Amid the continual sturm and drang from Senator John Thune (Earth hater-SD) is a constant harangue at his Faceberg page from the far white wing of his political party who revere Donald Trump's patron, Vladimir Putin. 

Recall that in 2005 as part of the Base Realignment and Closure Commission (BRAC) Republicans like Bruce Rampelberg helped to make Ellsworth Air Force Base an even bigger target for retaliatory attacks but today exercises over the Powder River Training Complex are suspended in part because of the poor condition of B-1 bombers stationed at Ellsworth. 

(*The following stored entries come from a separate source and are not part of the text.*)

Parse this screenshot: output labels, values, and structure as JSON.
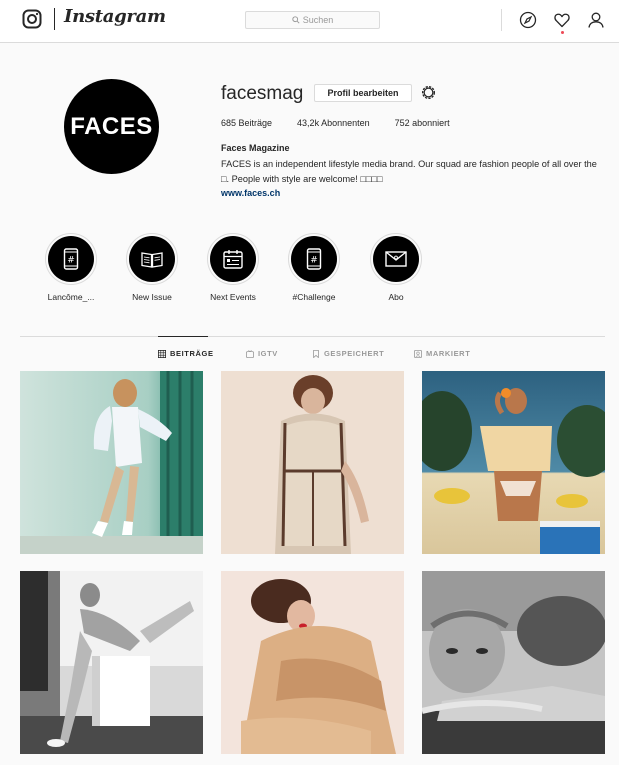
{
  "nav": {
    "wordmark": "Instagram",
    "search_placeholder": "Suchen",
    "icons": [
      "instagram-glyph-icon",
      "search-icon",
      "compass-icon",
      "heart-icon",
      "user-icon"
    ],
    "notification_color": "#ed4956"
  },
  "profile": {
    "avatar_text": "FACES",
    "username": "facesmag",
    "edit_label": "Profil bearbeiten",
    "stats": {
      "posts": "685 Beiträge",
      "followers": "43,2k Abonnenten",
      "following": "752 abonniert"
    },
    "bio_name": "Faces Magazine",
    "bio_text": "FACES is an independent lifestyle media brand. Our squad are fashion people of all over the □. People with style are welcome! □□□□",
    "bio_link": "www.faces.ch"
  },
  "highlights": [
    {
      "label": "Lancôme_...",
      "icon": "hashtag-phone-icon"
    },
    {
      "label": "New Issue",
      "icon": "open-magazine-icon"
    },
    {
      "label": "Next Events",
      "icon": "calendar-icon"
    },
    {
      "label": "#Challenge",
      "icon": "hashtag-phone-icon"
    },
    {
      "label": "Abo",
      "icon": "envelope-icon"
    }
  ],
  "tabs": [
    {
      "label": "BEITRÄGE",
      "icon": "grid-icon",
      "active": true
    },
    {
      "label": "IGTV",
      "icon": "igtv-icon",
      "active": false
    },
    {
      "label": "GESPEICHERT",
      "icon": "bookmark-icon",
      "active": false
    },
    {
      "label": "MARKIERT",
      "icon": "tagged-icon",
      "active": false
    }
  ],
  "posts_count_shown": 6,
  "colors": {
    "text": "#262626",
    "muted": "#999999",
    "link": "#003569",
    "border": "#dbdbdb",
    "background": "#fafafa"
  }
}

The Trump Organization had planned to spend at least half a billion taxpayer dollars on each new B-21 Raider and some $1.4 TRILLION on a proposed Defense Department budget instead of really making America great again. Trump wanted to put the now $700 billion over-budget bomber in red states to avoid confrontations with Democratic governors but Republicans are whining about the poor condition of the obsolete B-2 and the B-1B Lancers some of which are stationed at Ellsworth Air Force Base in occupied South Dakota. Why? Because the Republican government shutdown and the 2013 sequester to embarrass President Barack Obama ripped into military readiness

Meanwhile, deteriorating B-1s are eating up resources and the seventy year old B-52 continues to rain death on civilians in war torn countries on stages in the usual theaters of war. So, instead of rattling impossibly expensive sabers Trump should have been accelerating the cleanup of the per- and polyfluoroalkyl substances (PFAS) contaminating nearly every military base in the United States and in the other countries subjected to American imperialism.

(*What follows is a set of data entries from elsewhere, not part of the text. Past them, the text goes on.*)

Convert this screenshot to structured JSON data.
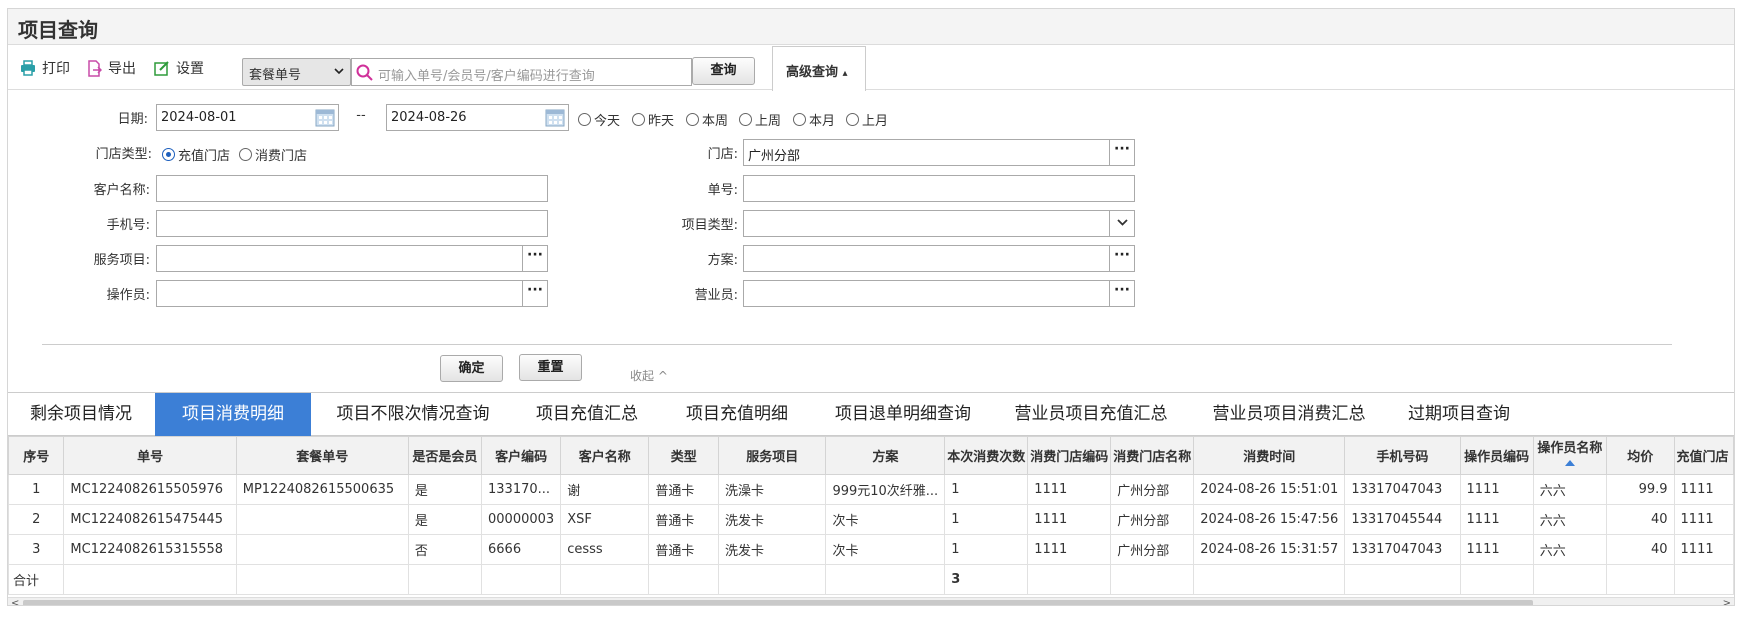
{
  "title": "项目查询",
  "toolbar": {
    "print": "打印",
    "export": "导出",
    "settings": "设置",
    "select_value": "套餐单号",
    "search_placeholder": "可输入单号/会员号/客户编码进行查询",
    "query": "查询",
    "advanced": "高级查询",
    "advanced_arrow": "▴"
  },
  "form": {
    "date_label": "日期:",
    "date_from": "2024-08-01",
    "date_sep": "--",
    "date_to": "2024-08-26",
    "quick_dates": [
      "今天",
      "昨天",
      "本周",
      "上周",
      "本月",
      "上月"
    ],
    "store_type_label": "门店类型:",
    "store_types": [
      "充值门店",
      "消费门店"
    ],
    "store_label": "门店:",
    "store_value": "广州分部",
    "customer_label": "客户名称:",
    "order_label": "单号:",
    "phone_label": "手机号:",
    "item_type_label": "项目类型:",
    "service_label": "服务项目:",
    "plan_label": "方案:",
    "operator_label": "操作员:",
    "salesman_label": "营业员:",
    "confirm": "确定",
    "reset": "重置",
    "collapse": "收起 ^",
    "more": "···"
  },
  "tabs": [
    "剩余项目情况",
    "项目消费明细",
    "项目不限次情况查询",
    "项目充值汇总",
    "项目充值明细",
    "项目退单明细查询",
    "营业员项目充值汇总",
    "营业员项目消费汇总",
    "过期项目查询"
  ],
  "active_tab": 1,
  "table": {
    "headers": [
      "序号",
      "单号",
      "套餐单号",
      "是否是会员",
      "客户编码",
      "客户名称",
      "类型",
      "服务项目",
      "方案",
      "本次消费次数",
      "消费门店编码",
      "消费门店名称",
      "消费时间",
      "手机号码",
      "操作员编码",
      "操作员名称",
      "均价",
      "充值门店"
    ],
    "rows": [
      [
        "1",
        "MC1224082615505976",
        "MP1224082615500635",
        "是",
        "133170...",
        "谢",
        "普通卡",
        "洗澡卡",
        "999元10次纤雅...",
        "1",
        "1111",
        "广州分部",
        "2024-08-26 15:51:01",
        "13317047043",
        "1111",
        "六六",
        "99.9",
        "1111"
      ],
      [
        "2",
        "MC1224082615475445",
        "",
        "是",
        "00000003",
        "XSF",
        "普通卡",
        "洗发卡",
        "次卡",
        "1",
        "1111",
        "广州分部",
        "2024-08-26 15:47:56",
        "13317045544",
        "1111",
        "六六",
        "40",
        "1111"
      ],
      [
        "3",
        "MC1224082615315558",
        "",
        "否",
        "6666",
        "cesss",
        "普通卡",
        "洗发卡",
        "次卡",
        "1",
        "1111",
        "广州分部",
        "2024-08-26 15:31:57",
        "13317047043",
        "1111",
        "六六",
        "40",
        "1111"
      ]
    ],
    "total_label": "合计",
    "total_count": "3"
  }
}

The 2024 South Dakota Legislature considered two spending measures for construction projects aimed at preparing for an influx of military personnel and civilians arriving with the launch of the new B-21 Raider bomber program at Ellsworth Air Force Base. But Morgan Gruebele, a budget analyst with the state Bureau of Finance and Management, told senators it would be unfair to provide extra state money to Douglas schools when other districts across the state are not receiving it. The Senate Education Committee passed the bill on a 5-2 vote, but the Joint Appropriations Committee rejected it in an 11-7 vote. [B-21 Ellsworth expansion getting mixed support in Pierre]
The GOP is Trump’s party now so the Reagan and Cheney voters are wandering in the wilderness and likely to stay home in November dooming many down ticket Republicans. And, with Mitch McConnell going away John Thune will find himself straddling a very rickety fence especially after voting to aid Ukraine in her fight against Vlad the Impaler.